Backcountry Skiers Team Up With Green Mountain National Forest To Expand Terrain
For years, backcountry skiers have been illegally cutting trees and brush to open up trails. As the sport grows in popularity, officials with Green Mountain National Forest hope a new pilot program in Vermont could become a model to curb unsanctioned cutting, and expand terrain at the same time.
Usually, the illicit trimming is small-scale. But in October, U.S. Forest Service officials in New Mexico reported that up to 1,000 trees had been cut down in Santa Fe National Forest, allegedly by backcountry skiers.
Closer to home, large amounts of illegal cutting were just discovered on state lands in Middlebury.
But on a recent Saturday, the trail work was fully permitted, as about 20 volunteers gathered for a morning of work on a trail near Brandon Gap.
Hardy Avery, a professional trail designer hired for the project, handed out hard hats and hand tools before bringing the group up to speed.
“Mostly what we’re going to be doing is hauling brush that’s already been cut,” said Avery. “We have two ski lines that are cut to the ridge that you can see with the sun behind it and one skinning line.”
Normally, backcountry skiers and riders clear trails in secret. But for the past several weeks, dozens of backcountry enthusiasts have been carefully thinning trees and brush under the close supervision of National Forest Service personnel.
“How many of you is this your first day?” called out Holly Knox, a district recreational program manager For Green Mountain National Forest. "Wow, that’s great. Welcome!”
Knox says that since backcountry skiing and riding is so popular, it makes sense to encourage and expand it on public lands. But, she admits, the challenge is to ensure it’s done in a controlled and environmentally-sustainable way.
Knox says a 210-acre parcel of national forest straddling the towns of Chittenden, Goshen and Rochester is being used a testing ground.
“We’re looking at both improving recreation opportunities, ensuring the long-term sustainability of our ecological components, but also that reduction in people cutting in areas where they should not be cutting,” says Knox.
All new ski trails will be limited in size to between 15 and 30 feet wide. Softwoods like evergreen and firs are being protected. To enable long-term research on the site, volunteers have been asked not to cut vegetation shorter than a meter.
Trail designer Hardy Avery says it was a complicated process. “I scouted it out for four or five, actually six days. And I laid out five different ski lines, a skin track, a couple access routes and a catch road to catch everybody at the bottom to get everyone out," he says. "I used a color-coded flagging system to mark which trees would be cut and which would not."
As the sound of chain saws echoed over the ridge line, 65-year-old Merle Schloff cleared brush off one of the new trails.
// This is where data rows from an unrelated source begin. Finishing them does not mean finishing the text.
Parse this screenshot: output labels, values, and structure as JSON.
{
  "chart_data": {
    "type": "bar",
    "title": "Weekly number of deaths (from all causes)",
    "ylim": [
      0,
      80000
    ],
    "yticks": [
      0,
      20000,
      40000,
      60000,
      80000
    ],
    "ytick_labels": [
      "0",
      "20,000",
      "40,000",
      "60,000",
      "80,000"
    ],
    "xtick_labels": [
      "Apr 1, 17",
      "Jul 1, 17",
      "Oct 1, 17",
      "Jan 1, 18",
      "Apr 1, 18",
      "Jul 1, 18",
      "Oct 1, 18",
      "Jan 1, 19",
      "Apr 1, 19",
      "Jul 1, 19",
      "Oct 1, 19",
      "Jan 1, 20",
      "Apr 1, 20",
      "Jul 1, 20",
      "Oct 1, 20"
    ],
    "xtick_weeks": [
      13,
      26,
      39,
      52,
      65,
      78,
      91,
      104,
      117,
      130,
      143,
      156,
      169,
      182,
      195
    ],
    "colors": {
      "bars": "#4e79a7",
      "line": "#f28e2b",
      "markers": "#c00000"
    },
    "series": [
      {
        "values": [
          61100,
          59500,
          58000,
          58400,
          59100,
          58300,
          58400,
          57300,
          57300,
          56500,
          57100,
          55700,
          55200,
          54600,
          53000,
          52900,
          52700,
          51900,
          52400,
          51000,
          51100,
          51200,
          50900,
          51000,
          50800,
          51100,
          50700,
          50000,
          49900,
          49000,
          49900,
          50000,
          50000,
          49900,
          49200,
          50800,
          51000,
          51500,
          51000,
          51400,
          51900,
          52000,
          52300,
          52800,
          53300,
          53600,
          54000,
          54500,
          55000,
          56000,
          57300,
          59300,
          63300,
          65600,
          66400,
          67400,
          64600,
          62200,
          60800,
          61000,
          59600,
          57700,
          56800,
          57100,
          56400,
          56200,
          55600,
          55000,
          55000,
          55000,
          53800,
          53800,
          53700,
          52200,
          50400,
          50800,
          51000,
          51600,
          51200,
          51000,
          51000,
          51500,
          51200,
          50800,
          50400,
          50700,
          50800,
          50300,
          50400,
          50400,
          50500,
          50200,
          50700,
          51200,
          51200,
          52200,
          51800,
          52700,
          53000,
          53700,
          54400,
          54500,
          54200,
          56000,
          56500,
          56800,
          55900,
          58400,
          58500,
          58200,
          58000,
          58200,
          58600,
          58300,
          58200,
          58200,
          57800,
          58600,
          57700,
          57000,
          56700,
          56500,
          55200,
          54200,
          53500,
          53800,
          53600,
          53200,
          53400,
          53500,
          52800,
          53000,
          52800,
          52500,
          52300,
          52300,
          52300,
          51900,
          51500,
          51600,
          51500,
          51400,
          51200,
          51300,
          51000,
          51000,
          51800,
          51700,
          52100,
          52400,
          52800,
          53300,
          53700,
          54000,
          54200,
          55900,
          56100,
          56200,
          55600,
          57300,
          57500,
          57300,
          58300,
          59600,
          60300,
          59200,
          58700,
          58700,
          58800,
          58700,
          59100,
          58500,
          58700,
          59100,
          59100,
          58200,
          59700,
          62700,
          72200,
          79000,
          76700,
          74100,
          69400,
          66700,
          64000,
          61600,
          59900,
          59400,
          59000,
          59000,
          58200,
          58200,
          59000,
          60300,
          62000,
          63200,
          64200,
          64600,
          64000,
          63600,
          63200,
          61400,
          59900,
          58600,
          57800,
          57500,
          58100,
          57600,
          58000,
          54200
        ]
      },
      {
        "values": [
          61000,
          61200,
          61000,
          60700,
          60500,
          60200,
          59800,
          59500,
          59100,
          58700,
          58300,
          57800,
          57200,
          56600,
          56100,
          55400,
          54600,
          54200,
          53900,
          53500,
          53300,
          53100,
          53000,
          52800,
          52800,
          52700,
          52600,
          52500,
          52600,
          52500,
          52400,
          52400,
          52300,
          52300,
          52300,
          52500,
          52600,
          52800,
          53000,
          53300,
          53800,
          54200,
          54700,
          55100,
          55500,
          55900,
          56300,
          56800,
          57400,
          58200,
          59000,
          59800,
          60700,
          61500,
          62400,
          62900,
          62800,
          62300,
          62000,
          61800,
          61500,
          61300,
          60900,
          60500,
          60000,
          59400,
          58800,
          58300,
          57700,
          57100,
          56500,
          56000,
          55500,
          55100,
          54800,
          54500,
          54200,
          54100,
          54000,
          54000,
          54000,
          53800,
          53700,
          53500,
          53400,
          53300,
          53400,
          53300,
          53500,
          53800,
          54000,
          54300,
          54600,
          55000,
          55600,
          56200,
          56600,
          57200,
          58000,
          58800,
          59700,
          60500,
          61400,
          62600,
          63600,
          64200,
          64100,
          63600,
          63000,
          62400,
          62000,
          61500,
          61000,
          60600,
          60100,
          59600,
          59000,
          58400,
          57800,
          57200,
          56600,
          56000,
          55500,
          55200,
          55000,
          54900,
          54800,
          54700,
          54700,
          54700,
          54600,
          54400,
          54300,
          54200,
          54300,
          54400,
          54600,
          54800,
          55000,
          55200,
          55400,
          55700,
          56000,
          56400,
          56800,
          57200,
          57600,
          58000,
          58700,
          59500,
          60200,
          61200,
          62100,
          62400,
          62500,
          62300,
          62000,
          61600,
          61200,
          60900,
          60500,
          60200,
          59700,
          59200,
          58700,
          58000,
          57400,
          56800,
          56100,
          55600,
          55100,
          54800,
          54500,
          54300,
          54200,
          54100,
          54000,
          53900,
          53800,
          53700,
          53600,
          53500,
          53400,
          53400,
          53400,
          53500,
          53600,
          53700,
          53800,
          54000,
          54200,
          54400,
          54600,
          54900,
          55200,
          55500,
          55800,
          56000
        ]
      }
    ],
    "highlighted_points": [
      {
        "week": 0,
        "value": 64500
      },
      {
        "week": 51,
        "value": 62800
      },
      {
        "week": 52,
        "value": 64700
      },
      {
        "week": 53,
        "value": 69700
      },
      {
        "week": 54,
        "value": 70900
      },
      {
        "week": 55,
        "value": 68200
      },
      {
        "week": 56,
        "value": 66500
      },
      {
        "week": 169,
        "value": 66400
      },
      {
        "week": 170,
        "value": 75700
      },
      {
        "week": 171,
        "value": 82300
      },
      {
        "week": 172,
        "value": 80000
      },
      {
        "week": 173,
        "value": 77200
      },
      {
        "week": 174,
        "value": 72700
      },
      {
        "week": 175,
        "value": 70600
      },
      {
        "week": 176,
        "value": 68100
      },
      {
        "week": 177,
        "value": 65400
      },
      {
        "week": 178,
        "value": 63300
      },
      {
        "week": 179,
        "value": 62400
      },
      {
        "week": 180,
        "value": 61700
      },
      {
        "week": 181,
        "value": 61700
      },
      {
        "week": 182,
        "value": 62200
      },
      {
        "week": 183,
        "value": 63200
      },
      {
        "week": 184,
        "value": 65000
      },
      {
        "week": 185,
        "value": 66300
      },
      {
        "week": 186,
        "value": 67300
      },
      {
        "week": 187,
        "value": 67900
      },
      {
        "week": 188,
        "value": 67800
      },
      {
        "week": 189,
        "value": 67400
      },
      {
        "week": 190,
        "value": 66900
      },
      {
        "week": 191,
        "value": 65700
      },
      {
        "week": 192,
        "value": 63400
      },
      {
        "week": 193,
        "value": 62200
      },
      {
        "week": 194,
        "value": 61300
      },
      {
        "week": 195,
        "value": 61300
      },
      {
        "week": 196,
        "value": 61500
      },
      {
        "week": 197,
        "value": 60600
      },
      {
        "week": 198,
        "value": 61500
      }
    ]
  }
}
The Salisbury resident says people need to realize that the ethos of backcountry skiing hails back to a bunch of people surreptitiously clipping in the woods to carve out their own private runs.
He says the Green Mountain National Forest and especially Holly Knox deserve a lot of credit for spearheading a cooperative effort to change that mindset.
“By green-lighting this, she made it possible for us to operate within the law," says Schloff. "There’s always going to be some people who are going to be bandits. But I think that working like this will go along way to bringing the Wild West of glade farming somewhat under control. A lot under control."
Just up the ridge, Zac Freeman led another group of volunteers through the mud to clear branches and trim flagged limbs.
Freeman is a member of the Rochester Area Sports Trails Alliance, a group that’s created a new trail network in the Braintree Mountain Forest. He says that project on private land, coupled with this work on public land, is putting Vermont on the map with backcountry enthusiasts. And he hopes their work on Brandon Gap can create a useful template for others.
“The efforts that we’ve put in here these last few years have really stirred up a lot of excitement throughout the northeast,” says Freeman. “Over in the White Mountains and in Maine, there’s ski groups that have gotten very excited and organized themselves to propose similar projects in their area.”
Freeman admits every location is unique, so you can’t create a one-size-fits all approach. But he and others believe if all goes well with the Brandon Gap project more will follow.
Green Mountain Forest’s Holly Knox says she’s already gotten calls about the Brandon Gap program from New York’s Department of Environmental Conservation, the Adirondack Park Agency and Vermont’s Department of Forest Parks and Recreation.
“A lot of folks are looking at this project as a potential model,” she says, smiling. “It’s really exciting.”